Independentemente do juízo que tenhamos sobre as opiniões e
argumentos destas figuras importantes do cenário político nacional devemos,
mais além de respeitar as suas trajetórias dentro do jogo democrático, procurar
no cenário da disputa que se abre entre ambos, algo de universal nas suas
condutas. Isso é útil para nos situar em que pé estamos no processo da
revolução democrática em nosso país, cujo marco jurídico mais importante é a
Constituição do 88.
Lembremos que o Ministro Barbosa, mais de uma vez, disse que
a mídia brasileira é de direita e
desentendeu-se com jornalistas que - passada a fase em que o incensavam pela
sua conduta na ação penal 470
(tornando-o uma espécie de ídolo da moralidade anti-política) - supunham
que ele poderia ser candidato do mesmo
complexo midiático-direitista, que não cansava de promovê-lo. Causou, assim,
uma mal-disfarçada decepção nos seus propagandistas, tanto do campo conservador clássico, como daqueles
que apostavam que o moralismo udenista redivivo, proporcionaria uma restauração
neoliberal plena em nosso país. O narcisismo absolutista da mídia nacional deu
lugar a uma “decepção de resultados”: os que sabem tudo e são
incriticáveis defrontaram-se com a sua
própria ineficiência política.
Está dando tudo errado. Então as raivas trocam de endereço e
o Ministro Barbosa vira alvo. Precisamos entender a sofisticação desta “troca
de alvo”, que se tornou agressiva no texto de Noblat. Ela é simbólica de um
processo de ruptura do bloco político espontâneo que se formou para massacrar
Lula e o PT, no contexto de uma ação
penal que foi, paulatinamente,
transformando-se num processo
de julgamento da política em geral e dos governos Lula, em particular.

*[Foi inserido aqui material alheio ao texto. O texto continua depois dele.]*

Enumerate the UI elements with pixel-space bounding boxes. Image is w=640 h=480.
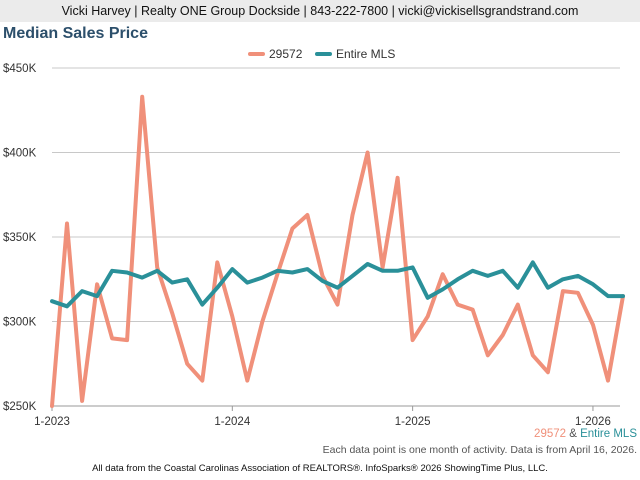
header-contact-bar: Vicki Harvey | Realty ONE Group Dockside…	[0, 0, 640, 22]
chart-title: Median Sales Price	[3, 25, 148, 42]
corner-legend-series2: Entire MLS	[580, 428, 637, 440]
y-tick-label: $300K	[3, 317, 37, 329]
footer-source: All data from the Coastal Carolinas Asso…	[92, 463, 548, 474]
corner-legend-series1: 29572	[534, 428, 567, 440]
y-tick-label: $450K	[3, 63, 37, 75]
header-contact-text: Vicki Harvey | Realty ONE Group Dockside…	[61, 4, 579, 18]
series-line-1	[50, 94, 625, 408]
x-tick-label: 1-2025	[395, 416, 431, 428]
y-tick-label: $400K	[3, 148, 37, 160]
footer-note: Each data point is one month of activity…	[322, 444, 637, 456]
y-tick-label: $250K	[3, 401, 37, 413]
corner-legend: 29572 & Entire MLS	[534, 428, 637, 440]
x-tick-label: 1-2023	[34, 416, 70, 428]
x-tick-label: 1-2026	[575, 416, 611, 428]
x-tick-label: 1-2024	[214, 416, 250, 428]
series-line-2	[50, 260, 625, 309]
y-tick-label: $350K	[3, 232, 37, 244]
legend-label-1: 29572	[269, 47, 303, 61]
legend-label-2: Entire MLS	[336, 47, 395, 61]
corner-legend-amp: &	[569, 428, 577, 440]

Para nós, da maioria de esquerda que esteve e está
comprometida com a República e a Democracia e com os avanços conseguidos com os
governos Lula e Dilma, não se trata de ficar a favor de Noblat ou do Ministro
Barbosa, no contexto atual, embora tenhamos as nossas convicções. Trata-se de
entender que estamos - a partir das últimas decisões do STF e das queimações
contra o Ministro Barbosa - numa nova etapa da luta política no país. Nela, as
instituições da Constituição de 88 podem recuperar a sua credibilidade
democrática e republicana ou perdê-la para sempre.

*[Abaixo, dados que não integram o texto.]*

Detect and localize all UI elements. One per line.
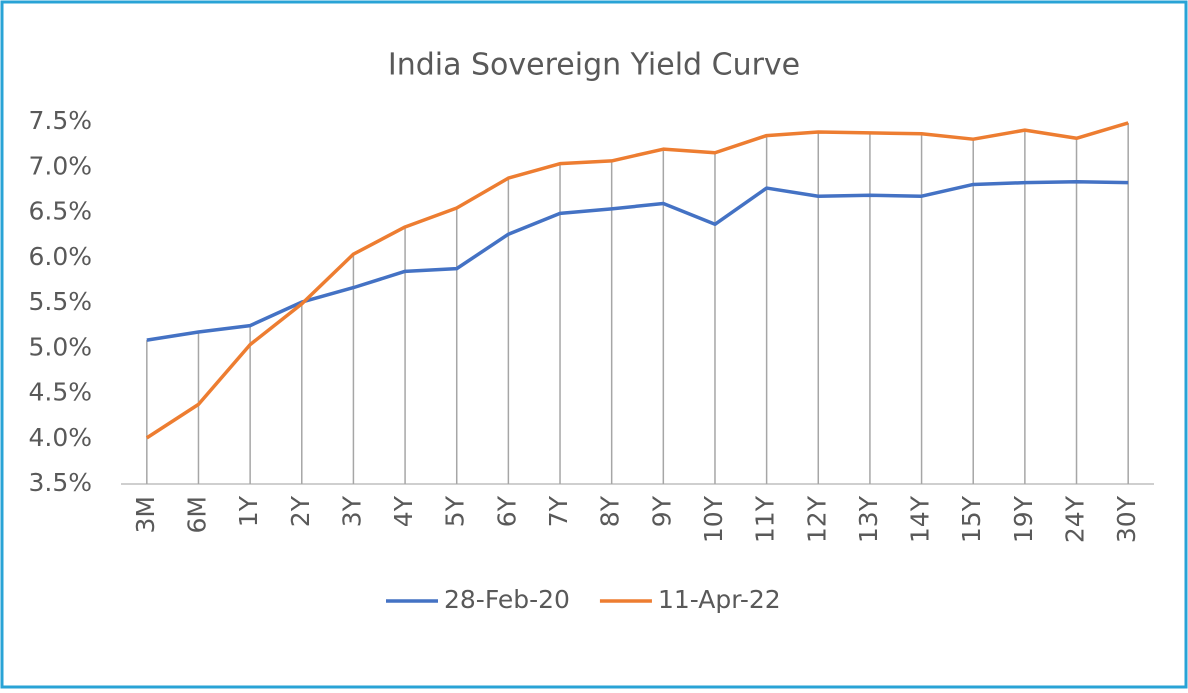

Não concordei com várias das posições do Ministro Barbosa na
direção daquela ação penal, mas reconheço que, quando ele acertou em relação
aos sacerdotes da comunicação no país, cometeu dois erros graves na apreciação
da grande mídia. Estes “erros” é que proporcionaram os ataques que ele vem
sofrendo. Quais são? Primeiro, disse que
a grande mídia é , na sua maioria,
direitista; e, segundo, não permitiu a
socialização imediata do seu prestígio para a direita udenista conservadora
e/ou neoliberal, no processo eleitoral em curso.

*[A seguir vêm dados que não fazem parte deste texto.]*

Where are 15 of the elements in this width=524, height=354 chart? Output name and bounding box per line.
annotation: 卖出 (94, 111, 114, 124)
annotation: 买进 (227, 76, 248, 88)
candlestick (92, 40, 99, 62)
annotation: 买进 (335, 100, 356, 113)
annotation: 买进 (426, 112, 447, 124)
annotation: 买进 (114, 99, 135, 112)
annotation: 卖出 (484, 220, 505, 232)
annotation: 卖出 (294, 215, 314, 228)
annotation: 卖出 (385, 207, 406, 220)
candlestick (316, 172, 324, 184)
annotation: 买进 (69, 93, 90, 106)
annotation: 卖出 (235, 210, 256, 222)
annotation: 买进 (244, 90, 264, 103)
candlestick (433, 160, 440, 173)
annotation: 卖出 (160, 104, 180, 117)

Toda a aura de restauração da dignidade das instituições que
a grande mídia promoveu, através do Ministro Barbosa, revelou-se assim insossa
e sem consequências eleitorais e não
contou, nem com a cumplicidade da maioria do Supremo (que não manteve o crime
de “formação de quadrilha”), nem com a aceitação decisiva do Ministro
Barbosa (que não se deixou
instrumentalizar como candidato-produto ), como fez o Presidente Collor no
passado.
Mas, em que contexto se dá essa desavença? No contexto em
que dois grandes fatos políticos nacionais, com reflexos globais, o “mensalão
mineiro” (lembrem-se, não é “mensalão tucano”), e o caso “Alston” (lembrem-se,
é a empresa “Alston”, não é o PSDB),
estão sendo substituídos no debate político pautado pela mídia tradicional, por
um feroz ataque ao Governo Dilma. Ataque em três frentes: os problemas do setor
elétrico, a tentativa de desvalorização política e financeira da Petrobras e do
BNDES e a suposta debilidade das contas públicas nacionais.
Tudo isso ocorre num contexto de transferência dos efeitos
da crise - ou melhor aprofundamento da transferência da crise financeira do
capitalismo global - para que os BRICS e
os países da periferia paguem a conta. E o façam enfraquecendo as suas moedas e
assumindo -ainda que em alguns casos através de doses homeopáticas- políticas
ortodoxas de controle inflacionário. A correia de transmissão destas políticas
é a captura do Estado pela dívida pública; o método é a submissão no
intercâmbio comercial do mercado global; a finalidade é municiar,
politicamente, os países ricos para a guerra imediata contra as moedas fracas.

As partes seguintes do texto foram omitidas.